November 2016

2016 November photoU.S. Marine Corps/Boeing AV-8B Harrier II and Bell Boeing MV-22B Osprey
YAV-8B (converted AV-8A) aerodynamic prototype first flight: November 9, 1978
V-22A first flight: March 19, 1989

The US Marine Corps developed the concept of amphibious Vertical Envelopment in 1946, with an objective of achieving an all-vertical aviation force. The helicopter was widely used by the Marines (and all other services) in the Korean War and has become a mainstay of Marine Corps Aviation.

When British companies the Hawker Aircraft (later part of British Aerospace and now BAE Systems) and Bristol (now part of Rolls-Royce) began developing a high-speed vertical and/or short take-off and landing (V/STOL) fighter aircraft in 1957, it eventually attracted the attention of the US Marine Corps for its amphibious assault requirements.

After extensive development of the P.1127 Kestrel technology demonstrators, the first of six production-designed Harrier developmental aircraft flew on Aug. 31, 1966. The production GR1 Harrier entered service with the UK Royal Air Force on April 1, 1969 powered by the 19,000 lb Rolls-Royce Pegasus Mk 101. US Marine Corps AV-8As were purchased in 1969, powered by the 21,500 lb thrust Pegasus 11. A navalized version, the FRS1 Sea Harrier, entered service with the Royal Navy in 1980.

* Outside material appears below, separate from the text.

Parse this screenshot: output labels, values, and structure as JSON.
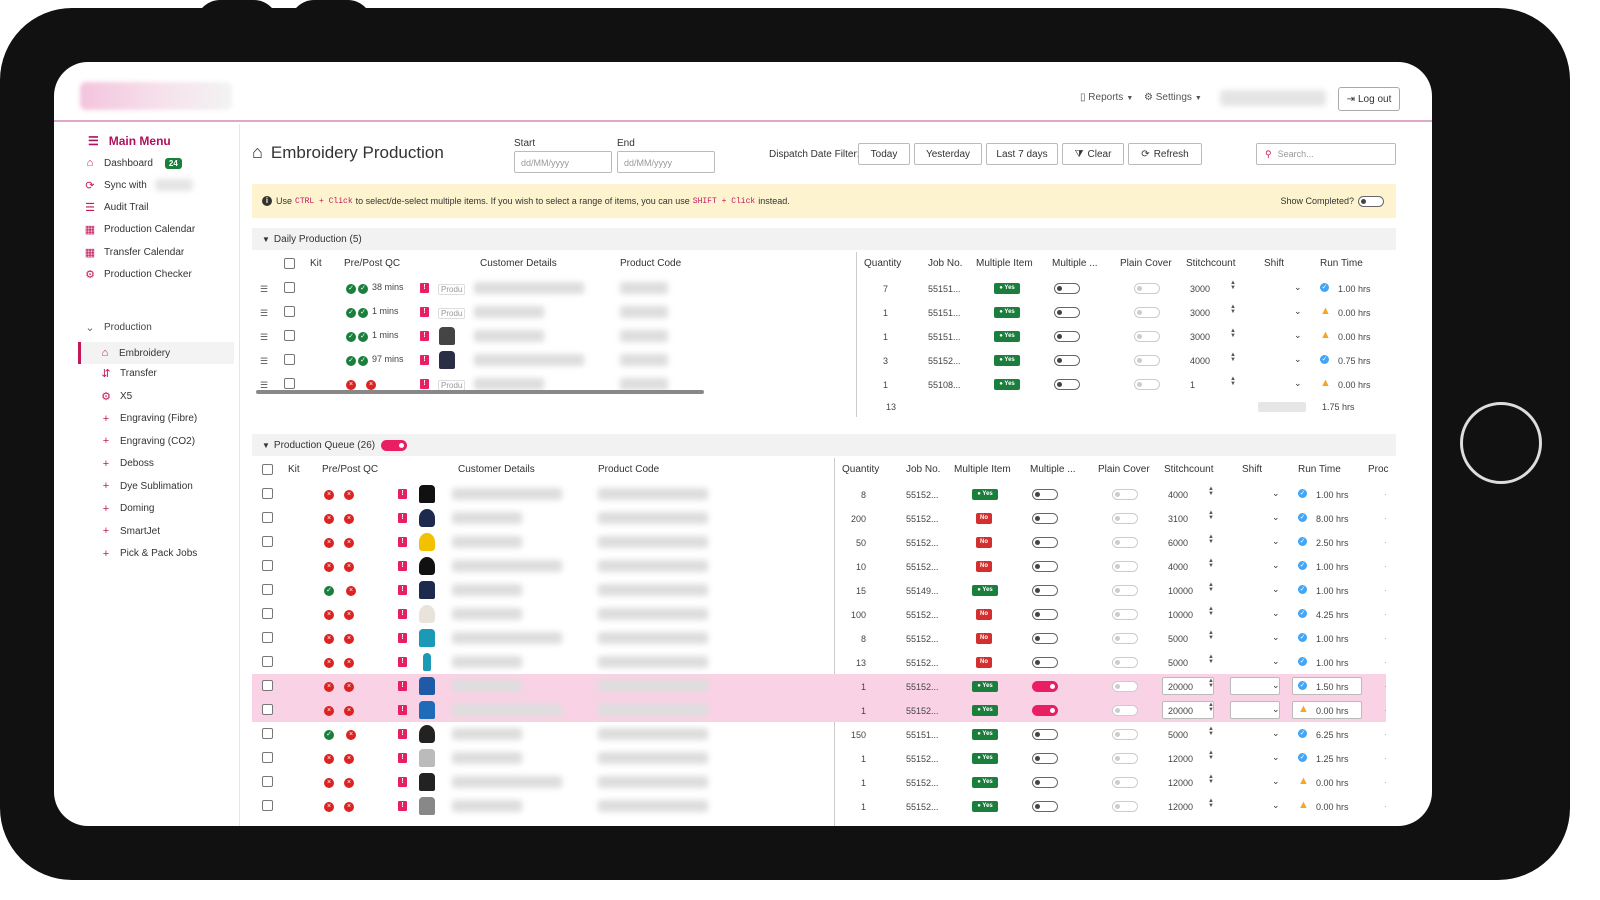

McDonnell Douglas and British Aerospace — today’s Boeing and BAE Systems began developing the AV-8B GR5 Harrier II in 1974, and began flight testing in 1981. With a more powerful engine, a larger, composite supercritical wing, optimized Lift Improvement Devices (LIDs) and other improvements, the Harrier II was able to double the payload and range when making short takeoffs. The F402-RR-408 Pegasus 11-61 has now reached 23,800 lb thrust. In addition to the USMC, the UK Royal Air Force and Royal Navy, the Harrier has also been operated by Spain, Italy, India and Thailand.

Meanwhile, Bell Helicopter Textron and Boeing Vertol were selected in 1983 to develop their tilt rotor concept — proven with the XV-15 technology demonstrator — into the Army/Navy/Marine Corps/Air Force V-22. It is powered by two Allison T406-AD-400 engines which drive 38 ft three-blade rotors on a 45 ft wingspan. The Osprey made its first flight on March 19, 1989 and first transition on Sept. 14, 1989.

Normal vertical take-off weight is 47,500 lb, while maximum gross weight for a short take-off and landing can be as high as 60,000 lb, including up to 20,000 lb of internal or external payload. Combat range is about 600 miles, while maximum ferry range is 2,400 miles. The first of four "production representative" test aircraft began flying on 5 February 1997.

The United States Marine Corps began crew training for the Osprey in 2000, and fielded it in 2007; it supplemented and then replaced their Boeing CH-46 Sea Knights. The Osprey's other operator, the U.S. Air Force, fielded their version of the tiltrotor in 2009. Since entering service with the U.S. Marine Corps and Air Force, the Osprey has been deployed in transportation and medevac operations over Iraq, Afghanistan, Libya and Kuwait.

The Osprey has also been selected for use by the US Navy, and the militaries of Israel and Japan. In addition, India, South Korea and the United Arab Emirates have expressed strong interest.

When the F-35B Lightning II short takeoff and vertical landing (STOVL) variant of the Joint Strike Fighter became operational in July 2015, the US Marine Corps had finally achieved the basis for an “all vertical force” of helicopters, tiltrotors and jet-borne STOVL aircraft.